The list goes on, see the LED Annual report for all the details.

Outlook and Future Plans:

Now that you’ve concluded your role as LED Secretary, what are your reflections on the economic development landscape in Louisiana, and how do you see it evolving in the future?

Louisiana will continue to enjoy amazing success in economic development.  Louisiana’s pipelines, ports and abundant energy resources make Louisiana an ideal setting for chemical production and we’ll continue to be market leaders. It’s notable that we are rapidly gaining in the support elements around electric vehicle battery production.  The challenge that lies ahead is to continue to build the pipeline of workers for tomorrow, through education (from Pre-K to graduate work, with a special emphasis on certificate programs).  Another challenge is the deferred infrastructure maintenance ($15 Billion for roads, bridges, ports, airports etc) in Louisiana.  This challenge is staggering and represents a real threat to our economic growth and success. 

Do you have any plans or aspirations for your future career in the realm of economic development or related fields?

Improving Louisiana and successful engagement in economic development has been my life’s work.  With 16 years of experience in Bossier, and 19 at the State level, I have served in leadership roles in economic development for 35 years.   Having developed a great deal of knowledge, experience and understanding of how to be successful in engaging projects and having statewide, domestic and international relationships, I am confident that there will be some very interesting ‘win-win’ conversations in the future that will lead me to some important accomplishments in 2024 and beyond.  I am not signing off, I am transitioning to a more focused role, with challenging projects in sectors where I can bring value.    
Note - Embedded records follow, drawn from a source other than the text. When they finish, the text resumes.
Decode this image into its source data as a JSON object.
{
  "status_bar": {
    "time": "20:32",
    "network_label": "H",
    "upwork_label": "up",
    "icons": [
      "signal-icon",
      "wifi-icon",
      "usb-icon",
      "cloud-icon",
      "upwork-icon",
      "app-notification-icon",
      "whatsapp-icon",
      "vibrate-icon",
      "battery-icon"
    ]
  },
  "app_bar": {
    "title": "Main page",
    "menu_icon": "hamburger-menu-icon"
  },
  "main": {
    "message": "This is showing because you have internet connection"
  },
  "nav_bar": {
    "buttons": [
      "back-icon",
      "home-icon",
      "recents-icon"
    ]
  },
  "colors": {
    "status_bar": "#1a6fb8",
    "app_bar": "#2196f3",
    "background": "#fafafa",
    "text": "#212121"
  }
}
Advice for Local Economic Development Leaders, today and tomorrow?

This is a complex question that should have a very lengthy response.  However, I can narrow my response down and suggest a “top three.”   First, get your education and certifications in economic development.  Economic development is an emerging field that continues to evolve.  Having your certification and remaining engaged in the evolving field demonstrates to clients, consultants, and your organizational leadership that you can be trusted to perform at the highest levels.

Second, focus on finances.  After a decade of low interest rates, future projects may require more creative approaches to support success. Bond financing, available state and federal programs are becoming critical elements of securing a project ‘win’.  If you have more knowledge and capacity than your competition, you’ll significantly enhance your chances of a ‘win’.  Finance is a big part of our projects, and one that will only become more competitive in the future. 
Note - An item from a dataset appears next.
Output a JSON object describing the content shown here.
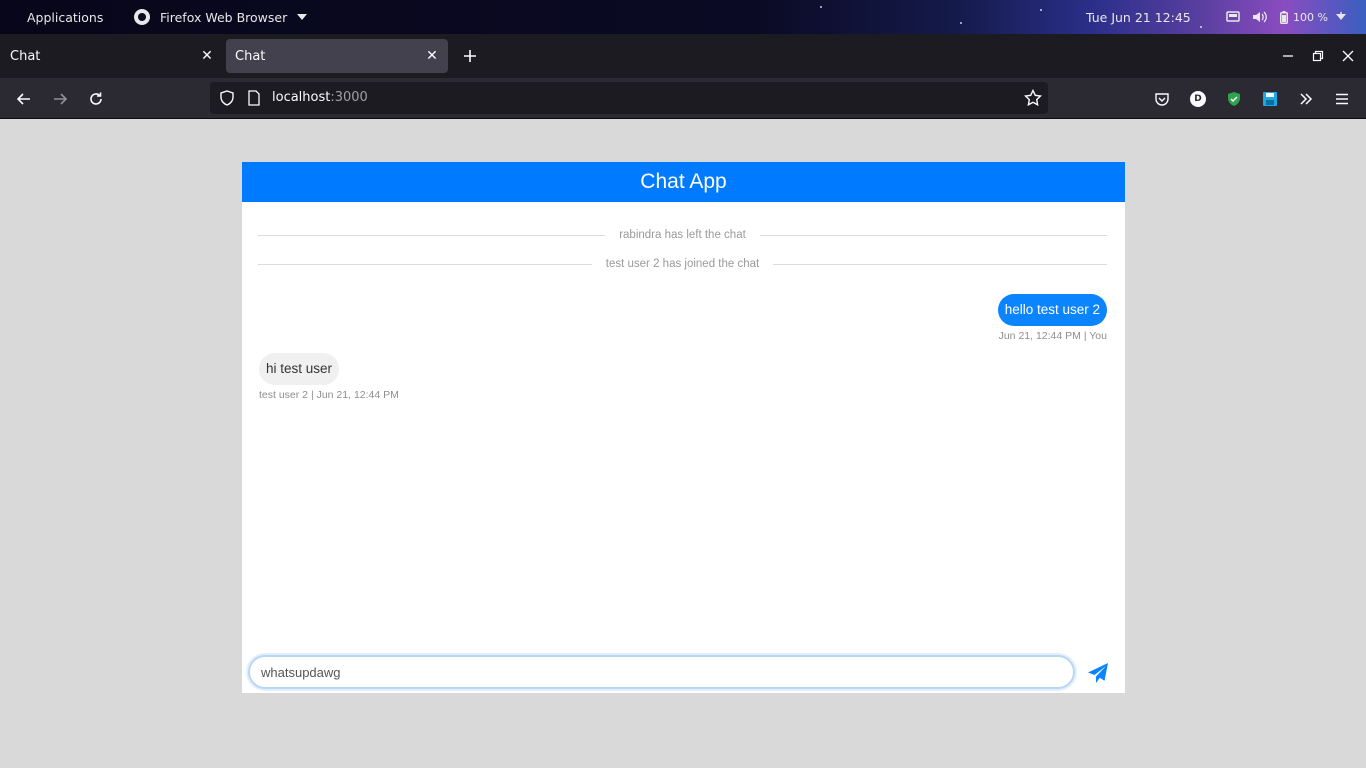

Finally, all successful projects enter a Parish.  Our economic development efforts can only be as strong as our relationships with elected officials at all levels.  Many young economic development professionals have not fully grasped the importance of a strong working relationship with local elected officials.  The Parish President, mayors, representatives, and senators have a great deal of influence on successful economic development outcomes.  Those economic development leaders that don’t recognize the importance of these relationships will not succeed in the long term.